# Master



## Grisu

Salut tout le monde!!!
Je dois remplir un CV, et je ne sais pas quelle mot utiliser pour indiquer un cours qu'on a pris à la fin de l'université...
En Italie on appelle ça un "Master", mais je sais que, en France, le Master ce sont le deux derniers annés de l'université (M1 et M2), n'est-ce pas?
Alors, quel mot utiliser pour dire " *Master in finanziamenti europei*"?

J'essaye: cours post-université?
Troisième cycle?
Specialisation?

Merci à l'avance!!!

Grisu


----------



## Corsicum

Ciao,
Parmi ces liens il y a peut être des informations qui peuvent t’aider ?
mastère / master / maîtrise / magistère / bac+4/+5
http://forum.wordreference.com/showthread.php?t=1270748

Une proposition :
_Les études universitaires se sont terminées par une spécialité en finance européenne. 
Les études universitaires de XX années ont été complétées par une spécialité en finance européenne.
Les études universitaires ont été complétées par une spécialité Master en finance européenne.
Une spécialité Master en finance européenne à complété ma formation universitaire.
Un Master en finance européenne à complété ma formation universitaire._

Je n’arrive pas à faire plus court ....?


----------



## Grisu

Merci bien Corsicum!

Tes liens ont été très utiles, mais il s'agit quand meme d'un soujet incompréhensible! Heureusement que nous vivons dans l'UNION européenne...
Je crois que la solution la meilleure est celle d'indiquer BAC + 6: il n'est pas très jolie, mais au moins cette expression permet de comprendre combien d'années une personne a étudié!

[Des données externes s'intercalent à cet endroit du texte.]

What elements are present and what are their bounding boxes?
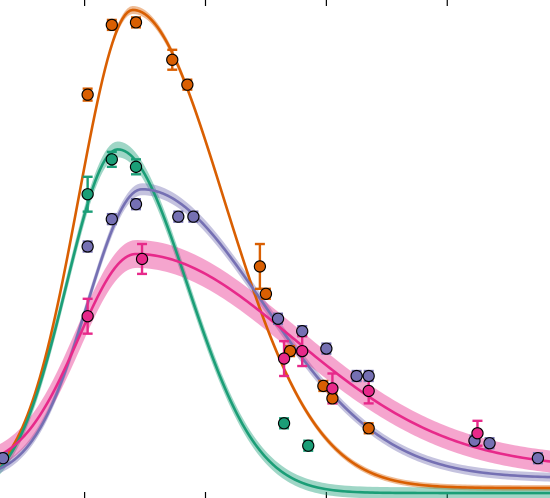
series-2-point-2 [105, 212, 118, 226]
series-1-point-2 [129, 160, 143, 173]
series-0-point-5 [253, 260, 267, 273]
series-3-band [0, 240, 550, 473]
series-1-point-3 [277, 417, 291, 430]
series-0-point-2 [129, 16, 143, 29]
series-2-point-8 [320, 342, 333, 355]
fit-curves [0, 8, 550, 495]
series-0-point-3 [166, 53, 179, 66]
series-3-point-3 [296, 344, 309, 358]
series-3-point-6 [471, 427, 484, 440]
series-2-point-10 [362, 369, 375, 383]
series-3-point-1 [135, 252, 149, 266]
series-3-fit-line [0, 252, 550, 463]
data-points [0, 16, 545, 465]
series-0-point-6 [259, 287, 273, 300]
series-2-point-1 [81, 240, 94, 253]
series-3-point-4 [326, 382, 339, 395]
series-0-point-0 [81, 88, 94, 101]
series-3-point-5 [362, 384, 375, 398]
series-3-point-2 [277, 352, 291, 365]
series-1-point-1 [105, 153, 118, 166]
error-bars [0, 16, 543, 465]
series-2-point-0 [0, 452, 10, 465]
series-2-point-5 [187, 210, 200, 223]
confidence-bands [0, 5, 550, 498]
axis-ticks [84, 0, 448, 498]
series-1-point-0 [81, 188, 94, 201]
series-2-point-4 [172, 210, 185, 223]
series-2-point-7 [296, 325, 309, 338]
series-0-fit-line [0, 8, 550, 490]
series-2-point-9 [350, 369, 363, 383]
series-2-point-6 [271, 312, 285, 325]
series-0-point-4 [181, 78, 194, 91]
series-3-point-0 [81, 310, 94, 323]
series-1-point-4 [302, 439, 315, 452]
series-2-point-3 [129, 198, 143, 211]
series-0-point-1 [105, 18, 118, 32]
series-0-point-10 [362, 422, 375, 435]
series-2-point-12 [483, 437, 496, 450]
series-2-point-13 [531, 452, 545, 465]
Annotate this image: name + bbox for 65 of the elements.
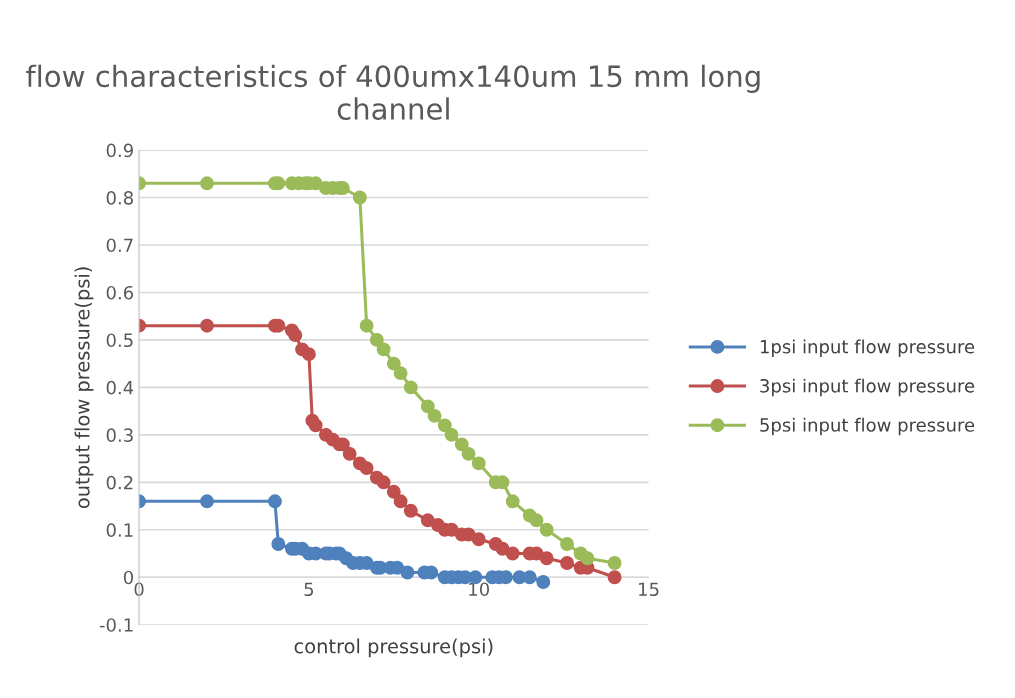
point: [522, 570, 537, 585]
point: [560, 556, 575, 570]
point: [267, 494, 282, 509]
point: [386, 356, 401, 371]
point: [454, 437, 469, 452]
point: [301, 347, 316, 362]
y-tick-label: 0.5: [106, 333, 133, 348]
point: [461, 446, 476, 461]
y-tick-label: 0.4: [106, 380, 134, 395]
y-tick-label: 0.3: [106, 428, 133, 442]
y-tick-label: 0.9: [106, 143, 133, 158]
x-axis-title: control pressure(psi): [294, 638, 493, 658]
y-tick-label: 0.2: [106, 475, 133, 490]
y-tick-label: -0.1: [99, 618, 133, 632]
y-tick-label: 0.1: [106, 523, 133, 537]
point: [420, 513, 435, 528]
legend-label: 3psi input flow pressure: [760, 378, 975, 397]
point: [393, 366, 408, 381]
point: [403, 380, 418, 395]
point: [427, 408, 442, 423]
point: [539, 522, 554, 537]
y-tick-label: 0: [123, 570, 133, 585]
point: [376, 342, 391, 357]
point: [200, 494, 214, 509]
point: [386, 484, 401, 499]
point: [342, 446, 357, 461]
point: [607, 570, 622, 585]
point: [444, 427, 459, 442]
point: [536, 575, 551, 589]
x-tick-label: 10: [469, 582, 490, 597]
point: [308, 418, 323, 433]
point: [359, 318, 374, 333]
point: [359, 461, 374, 476]
x-tick-label: 15: [639, 582, 659, 597]
point: [560, 537, 575, 551]
chart-title: flow characteristics of 400umx140um 15 mm long channel: [26, 64, 760, 120]
point: [420, 399, 435, 414]
point: [376, 475, 391, 490]
point: [505, 546, 520, 561]
point: [352, 190, 367, 205]
legend-label: 1psi input flow pressure: [760, 339, 975, 357]
point: [200, 318, 214, 333]
y-tick-label: 0.6: [106, 285, 134, 300]
point: [437, 418, 452, 433]
point: [403, 503, 418, 518]
point: [471, 532, 486, 547]
point: [400, 565, 415, 580]
point: [200, 176, 214, 191]
y-tick-label: 0.8: [106, 190, 133, 205]
point: [539, 551, 554, 566]
point: [393, 494, 408, 509]
point: [529, 513, 544, 528]
point: [580, 551, 595, 566]
x-tick-label: 0: [134, 582, 144, 597]
point: [495, 541, 510, 556]
y-axis-title: output flow pressure(psi): [74, 267, 94, 509]
point: [288, 328, 303, 343]
legend-label: 5psi input flow pressure: [760, 417, 975, 436]
point: [471, 456, 486, 471]
y-tick-label: 0.7: [106, 238, 133, 253]
point: [505, 494, 520, 509]
point: [369, 332, 384, 347]
x-tick-label: 5: [304, 582, 314, 597]
point: [607, 556, 622, 570]
point: [271, 537, 286, 551]
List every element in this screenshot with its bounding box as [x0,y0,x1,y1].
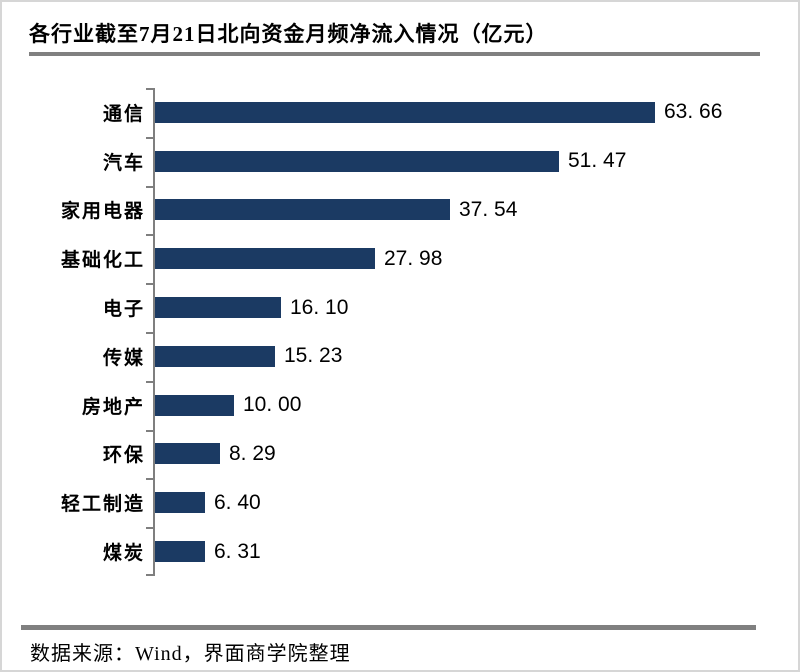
chart-title: 各行业截至7月21日北向资金月频净流入情况（亿元） [29,22,548,46]
bar [155,199,450,221]
value-label: 15. 23 [284,344,343,368]
bar-chart: 通信 63. 66 汽车 51. 47 家用电器 37. 54 基础化工 27.… [2,88,798,576]
axis-tick [146,332,153,334]
category-label: 家用电器 [60,201,145,223]
category-label: 煤炭 [102,543,145,565]
bar [155,541,205,563]
axis-tick [146,234,153,236]
source-note: 数据来源：Wind，界面商学院整理 [30,643,351,665]
bar [155,492,205,514]
axis-tick [146,574,153,576]
category-label: 轻工制造 [60,494,145,516]
value-label: 6. 31 [214,539,261,563]
bar-row: 基础化工 27. 98 [2,234,798,283]
footer-divider [21,625,756,630]
category-label: 电子 [102,299,145,321]
value-label: 16. 10 [290,295,349,319]
category-label: 汽车 [102,152,145,174]
y-axis-line [153,88,155,576]
category-label: 房地产 [81,396,145,418]
category-label: 通信 [102,103,145,125]
bar-row: 煤炭 6. 31 [2,527,798,576]
axis-tick [146,186,153,188]
bar-row: 电子 16. 10 [2,283,798,332]
bar [155,297,281,319]
bar-row: 环保 8. 29 [2,430,798,479]
value-label: 51. 47 [568,149,627,173]
bar-rows: 通信 63. 66 汽车 51. 47 家用电器 37. 54 基础化工 27.… [2,88,798,576]
axis-tick [146,478,153,480]
value-label: 63. 66 [664,100,723,124]
value-label: 27. 98 [384,246,443,270]
bar-row: 通信 63. 66 [2,88,798,137]
bar-row: 家用电器 37. 54 [2,186,798,235]
axis-tick [146,88,153,90]
value-label: 37. 54 [459,197,518,221]
axis-tick [146,381,153,383]
category-label: 传媒 [102,347,145,369]
bar [155,394,234,416]
axis-tick [146,430,153,432]
axis-tick [146,137,153,139]
bar [155,443,220,465]
bar [155,150,559,172]
title-divider [29,52,760,56]
axis-tick [146,283,153,285]
bar [155,345,275,367]
bar-row: 轻工制造 6. 40 [2,478,798,527]
bar [155,101,655,123]
bar-row: 传媒 15. 23 [2,332,798,381]
category-label: 环保 [102,445,145,467]
category-label: 基础化工 [60,250,145,272]
value-label: 6. 40 [214,490,261,514]
axis-tick [146,527,153,529]
bar [155,248,375,270]
bar-row: 房地产 10. 00 [2,381,798,430]
bar-row: 汽车 51. 47 [2,137,798,186]
value-label: 8. 29 [229,441,276,465]
value-label: 10. 00 [243,393,302,417]
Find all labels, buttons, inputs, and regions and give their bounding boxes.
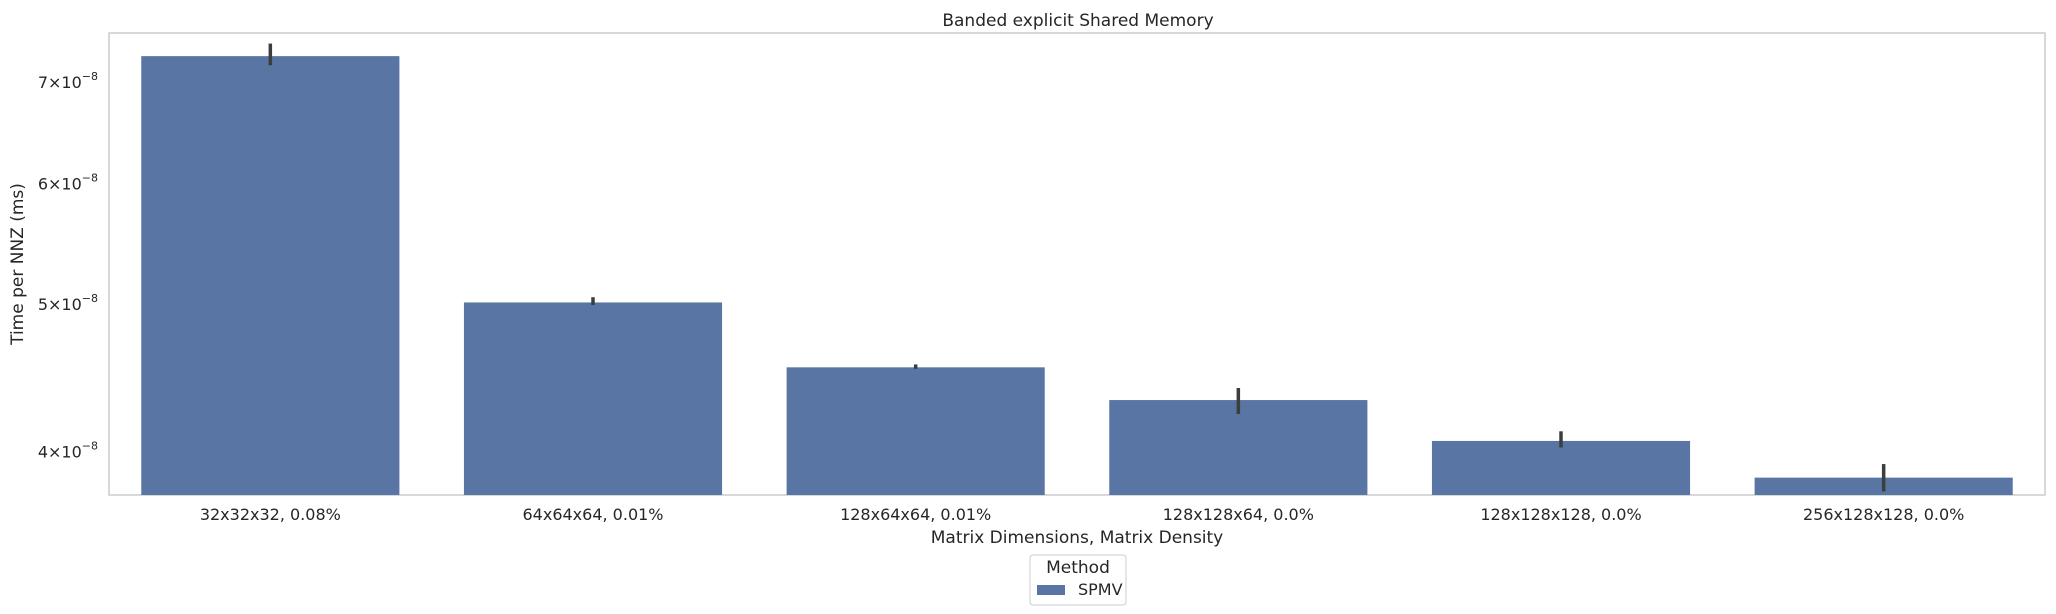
x-tick-label: 32x32x32, 0.08% <box>200 505 341 524</box>
plot-area <box>108 32 2046 496</box>
y-tick-label: 7×10−8 <box>38 70 98 92</box>
legend-entry-label: SPMV <box>1078 580 1123 599</box>
y-tick-label: 4×10−8 <box>38 439 98 461</box>
legend: Method SPMV <box>1029 554 1127 606</box>
bar <box>1109 400 1368 495</box>
x-tick-label: 128x128x64, 0.0% <box>1163 505 1314 524</box>
legend-title: Method <box>1046 558 1110 578</box>
y-tick-label: 6×10−8 <box>38 172 98 194</box>
legend-swatch <box>1037 585 1065 595</box>
bars-group <box>141 56 2013 496</box>
x-tick-label: 128x64x64, 0.01% <box>840 505 991 524</box>
x-tick-labels: 32x32x32, 0.08% 64x64x64, 0.01% 128x64x64,… <box>200 505 1965 524</box>
chart-title: Banded explicit Shared Memory <box>942 11 1213 31</box>
x-tick-label: 64x64x64, 0.01% <box>522 505 663 524</box>
y-tick-labels: 4×10−8 5×10−8 6×10−8 7×10−8 <box>38 70 98 461</box>
error-bars-group <box>268 43 1886 492</box>
bar <box>141 56 400 496</box>
x-tick-label: 128x128x128, 0.0% <box>1480 505 1641 524</box>
x-axis-label: Matrix Dimensions, Matrix Density <box>931 528 1224 548</box>
bar <box>463 302 723 495</box>
bar <box>1431 440 1691 495</box>
y-axis-label: Time per NNZ (ms) <box>8 183 28 346</box>
x-tick-label: 256x128x128, 0.0% <box>1803 505 1964 524</box>
bar <box>786 367 1045 495</box>
y-tick-label: 5×10−8 <box>38 292 98 314</box>
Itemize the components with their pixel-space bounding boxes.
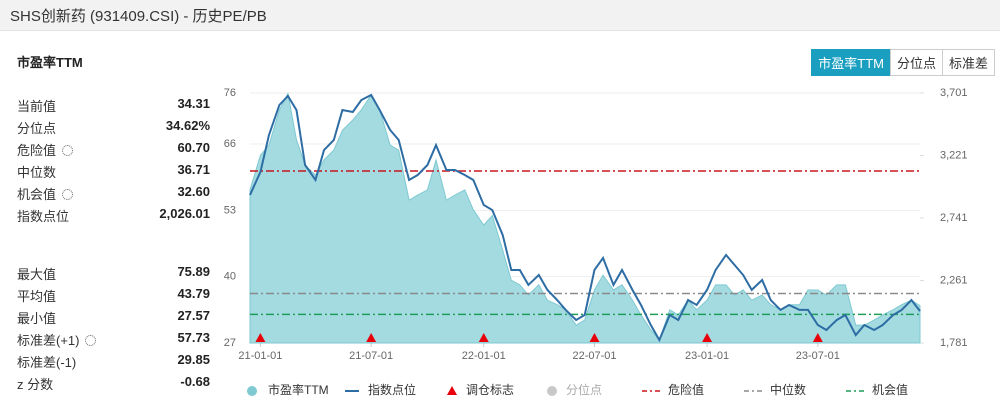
panel-title: 市盈率TTM: [17, 55, 83, 70]
stat-label: 危险值: [17, 140, 74, 159]
stat-label-text: 最小值: [17, 311, 57, 326]
stat-label-text: 标准差(-1): [17, 355, 77, 370]
stat-label: 中位数: [17, 162, 56, 181]
y-tick-label: 66: [224, 138, 236, 150]
y2-tick-label: 2,261: [940, 274, 968, 286]
stat-label-text: 中位数: [17, 165, 57, 180]
x-tick-label: 21-01-01: [238, 350, 282, 362]
y-tick-label: 53: [224, 204, 236, 216]
tab[interactable]: 分位点: [889, 49, 943, 76]
stat-label-text: 机会值: [17, 187, 57, 202]
legend-swatch: [247, 386, 257, 396]
stat-label: 标准差(-1): [17, 352, 76, 371]
x-tick-label: 23-07-01: [796, 350, 840, 362]
legend-label: 中位数: [770, 382, 806, 397]
stat-row: 分位点 34.62%: [17, 116, 210, 136]
stat-label: 平均值: [17, 286, 56, 305]
stat-label: 当前值: [17, 96, 56, 115]
settings-icon[interactable]: [85, 335, 97, 346]
stat-value: 34.62%: [165, 118, 210, 133]
rebalance-marker: [702, 333, 713, 342]
stat-value: 57.73: [177, 330, 210, 345]
legend-label: 分位点: [566, 382, 602, 397]
y2-tick-label: 1,781: [940, 337, 968, 349]
legend-label: 调仓标志: [466, 383, 514, 397]
settings-icon[interactable]: [62, 189, 74, 200]
y-tick-label: 27: [224, 337, 236, 349]
settings-icon[interactable]: [62, 145, 74, 156]
stat-label-text: z 分数: [17, 377, 54, 392]
stat-label: 最小值: [17, 308, 56, 327]
stat-value: 27.57: [177, 308, 210, 323]
stat-label-text: 指数点位: [17, 209, 70, 224]
stat-value: 34.31: [177, 96, 210, 111]
stat-value: 32.60: [177, 184, 210, 199]
page-title: SHS创新药 (931409.CSI) - 历史PE/PB: [10, 8, 267, 25]
legend-swatch: [447, 386, 457, 395]
index-line: [249, 93, 921, 343]
y-tick-label: 76: [224, 87, 236, 99]
y2-tick-label: 3,221: [940, 149, 968, 161]
x-tick-label: 21-07-01: [349, 350, 393, 362]
rebalance-marker: [478, 333, 489, 342]
legend-label: 危险值: [668, 382, 704, 397]
stat-label-text: 平均值: [17, 289, 57, 304]
rebalance-marker: [255, 333, 266, 342]
stat-value: 36.71: [177, 162, 210, 177]
legend-label: 指数点位: [368, 382, 416, 397]
stat-label-text: 最大值: [17, 267, 57, 282]
stat-row: 标准差(-1) 29.85: [17, 350, 210, 370]
legend-label: 机会值: [872, 382, 908, 397]
rebalance-marker: [366, 333, 377, 342]
stat-row: z 分数 -0.68: [17, 372, 210, 392]
stat-value: 75.89: [177, 264, 210, 279]
legend-swatch: [547, 386, 557, 396]
stat-row: 标准差(+1) 57.73: [17, 328, 210, 348]
rebalance-marker: [812, 333, 823, 342]
x-tick-label: 22-07-01: [572, 350, 616, 362]
stat-value: 2,026.01: [159, 206, 210, 221]
stat-value: -0.68: [180, 374, 210, 389]
stat-row: 平均值 43.79: [17, 284, 210, 304]
stat-row: 机会值 32.60: [17, 182, 210, 202]
legend-label: 市盈率TTM: [268, 382, 329, 397]
stat-row: 当前值 34.31: [17, 94, 210, 114]
x-tick-label: 23-01-01: [685, 350, 729, 362]
stat-row: 危险值 60.70: [17, 138, 210, 158]
stat-label: 标准差(+1): [17, 330, 97, 349]
stat-label-text: 分位点: [17, 121, 57, 136]
y2-tick-label: 2,741: [940, 212, 968, 224]
stat-value: 43.79: [177, 286, 210, 301]
stat-label-text: 当前值: [17, 99, 57, 114]
tab[interactable]: 标准差: [941, 49, 995, 76]
stat-value: 60.70: [177, 140, 210, 155]
stat-label: z 分数: [17, 374, 53, 393]
stat-row: 中位数 36.71: [17, 160, 210, 180]
stat-label: 指数点位: [17, 206, 69, 225]
stat-label-text: 标准差(+1): [17, 333, 80, 348]
header-bar: SHS创新药 (931409.CSI) - 历史PE/PB: [0, 0, 1000, 31]
stat-value: 29.85: [177, 352, 210, 367]
stat-label: 机会值: [17, 184, 74, 203]
y2-tick-label: 3,701: [940, 87, 968, 99]
stat-label-text: 危险值: [17, 143, 57, 158]
stat-label: 分位点: [17, 118, 56, 137]
stat-row: 最小值 27.57: [17, 306, 210, 326]
rebalance-marker: [589, 333, 600, 342]
x-tick-label: 22-01-01: [462, 350, 506, 362]
stat-label: 最大值: [17, 264, 56, 283]
stat-row: 最大值 75.89: [17, 262, 210, 282]
stat-row: 指数点位 2,026.01: [17, 204, 210, 224]
y-tick-label: 40: [224, 271, 236, 283]
tab-bar: 市盈率TTM 分位点 标准差: [811, 49, 995, 76]
pe-area: [249, 92, 921, 344]
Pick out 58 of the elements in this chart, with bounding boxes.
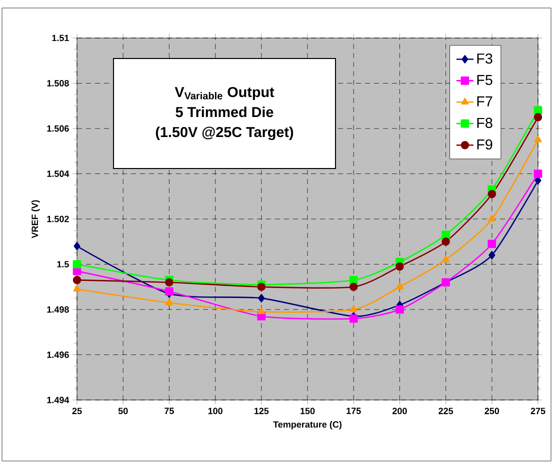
legend-label: F7 — [477, 96, 492, 106]
x-tick-label: 100 — [208, 408, 222, 414]
point — [73, 284, 81, 292]
point — [349, 282, 358, 292]
y-axis-title: VREF (V) — [31, 200, 40, 238]
chart-title: V$_{Variable}$ Output — [174, 86, 274, 100]
annotation: 5 Trimmed Die — [176, 106, 274, 118]
point — [442, 237, 450, 246]
x-tick-label: 25 — [72, 408, 82, 414]
legend-label: F5 — [477, 74, 492, 86]
annotation: (1.50V @25C Target) — [156, 126, 294, 140]
y-tick-label: 1.494 — [47, 396, 70, 404]
point — [488, 251, 496, 260]
y-tick-label: 1.51 — [52, 34, 69, 42]
y-tick-label: 1.496 — [47, 352, 69, 358]
y-tick-label: 1.508 — [47, 80, 69, 86]
point — [72, 276, 82, 284]
point — [349, 276, 358, 284]
y-tick-label: 1.5 — [57, 261, 69, 268]
x-tick-label: 150 — [300, 408, 315, 414]
point — [442, 256, 450, 262]
point — [396, 262, 404, 271]
point — [488, 190, 496, 198]
y-tick-label: 1.504 — [47, 170, 70, 177]
legend-label: F8 — [477, 118, 492, 128]
x-tick-label: 75 — [164, 408, 174, 414]
y-tick-label: 1.506 — [47, 125, 69, 132]
point — [165, 287, 174, 296]
x-tick-label: 175 — [346, 408, 361, 414]
x-tick-label: 275 — [530, 408, 546, 414]
x-tick-label: 250 — [484, 408, 500, 414]
point — [257, 282, 266, 292]
point — [442, 230, 450, 239]
point — [166, 298, 173, 306]
point — [396, 305, 404, 314]
x-tick-label: 50 — [118, 408, 128, 414]
point — [396, 282, 404, 290]
point — [72, 260, 82, 268]
point — [258, 308, 266, 314]
point — [258, 294, 265, 302]
point — [534, 170, 542, 178]
y-tick-label: 1.498 — [47, 306, 69, 313]
point — [488, 214, 496, 222]
y-tick-label: 1.502 — [47, 216, 69, 222]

Merci encore, bonne journée!

Grisu


----------



## Corsicum

C’est un plaisir,
C’est parfait : _BAC + 6_
Une variante : _BAC + 6__, dont_ _un Master en finance européenne en sixième année. _
Très bonne soirée


----------



## itka

Une question d'une totale ignorante : est-ce que ce n'est pas cela qu'on appelle un "magistère" ?


----------



## Corsicum

Je ne sais pas du tout ? (_dans les liens cités il y a un tableau de correspondance_)


----------



## Grisu

Je ne sais pas du tout qu'est-ce que c'est un magistère... Mais merci du conseil!

Est-ce que le magistère donne un titre "proféssionnel"? Parce que, dans ce cas-là, il n'est pas correct pour moi...

Encore merci à tous les deux, et s'il vous plait, corrigez toujours mes fautes!!

Grisu


----------